European Central Bank Governing Council member Ignazio Visco has added his voice to heated discussions on when the ECB will begin to raise its benchmark interest rate.
Rates in the euro zone have been negative following the region’s sovereign debt crisis, and the ECB has confirmed that it will conclude its net asset purchases in the third quarter — opening up the possibility of a rate hike.
Some market participants are anticipating a July rate hike, with reports than more hawkish members of the ECB are keen to raise rates sooner rather than later.
Visco, the governor of the Bank of Italy and a notable “dove” — who tend to favor more supportive monetary policy — told CNBC Thursday that it’s “very likely” asset purchases will end in June, leading to the issue of what to do with rates.
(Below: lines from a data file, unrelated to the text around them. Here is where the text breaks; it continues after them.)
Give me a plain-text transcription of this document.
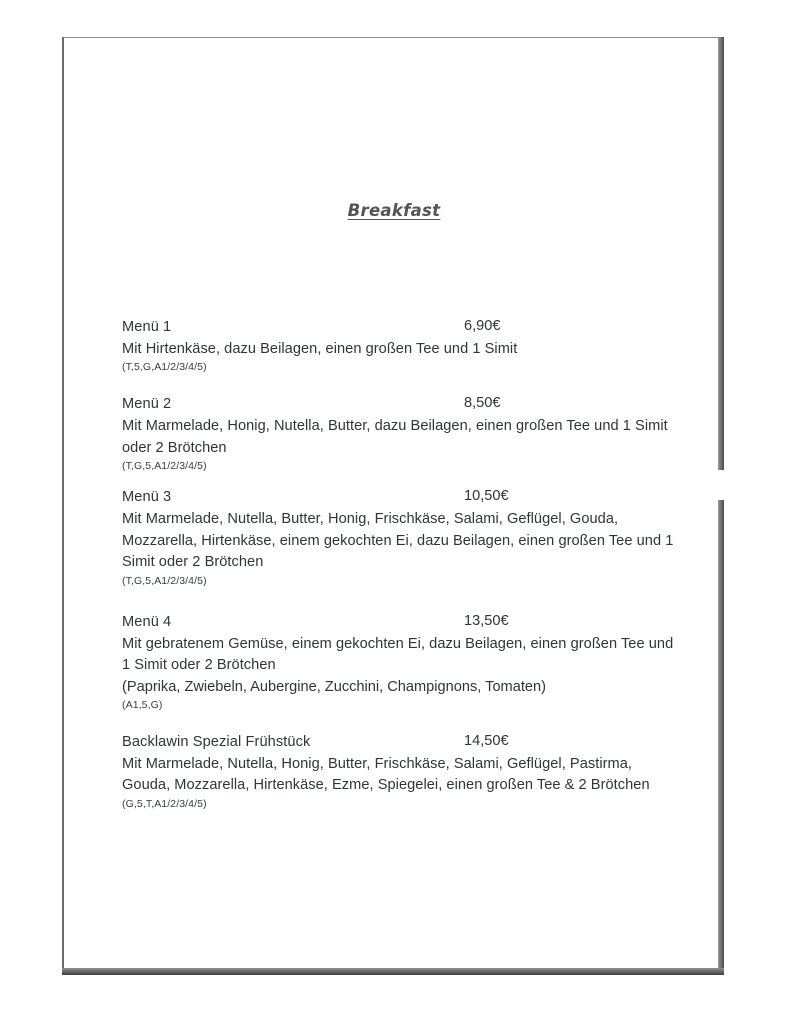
Breakfast
Menü 1	6,90€
Mit Hirtenkäse, dazu Beilagen, einen großen Tee und 1 Simit
(T,5,G,A1/2/3/4/5)
Menü 2	8,50€
Mit Marmelade, Honig, Nutella, Butter, dazu Beilagen, einen großen Tee und 1 Simit oder 2 Brötchen
(T,G,5,A1/2/3/4/5)
Menü 3	10,50€
Mit Marmelade, Nutella, Butter, Honig, Frischkäse, Salami, Geflügel, Gouda, Mozzarella, Hirtenkäse, einem gekochten Ei, dazu Beilagen, einen großen Tee und 1 Simit oder 2 Brötchen
(T,G,5,A1/2/3/4/5)
Menü 4	13,50€
Mit gebratenem Gemüse, einem gekochten Ei, dazu Beilagen, einen großen Tee und 1 Simit oder 2 Brötchen
(Paprika, Zwiebeln, Aubergine, Zucchini, Champignons, Tomaten)
(A1,5,G)
Backlawin Spezial Frühstück	14,50€
Mit Marmelade, Nutella, Honig, Butter, Frischkäse, Salami, Geflügel, Pastirma, Gouda, Mozzarella, Hirtenkäse, Ezme, Spiegelei, einen großen Tee & 2 Brötchen
(G,5,T,A1/2/3/4/5)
“We said that they will be adjusted sometime after the end of the purchasing program; now this sometime has to be defined, we have to look at the developments, it may be during the third quarter or at the end of the year, but it has to be gradual,” he said.
“As we said there are three main conditions that we are looking for: the first is gradualism, the second is optionality and the third, we have to guarantee smooth functioning of financial markets that this flexibility is necessary.”
The interest rate on the ECB’s main refinancing operations and the interest rates on the marginal lending facility and the deposit facility remains unchanged at 0.00%, 0.25% and -0.50% respectively. The U.S. Federal Reserve and the Bank of England, meanwhile, have both already embarked on their rate-hiking cycles.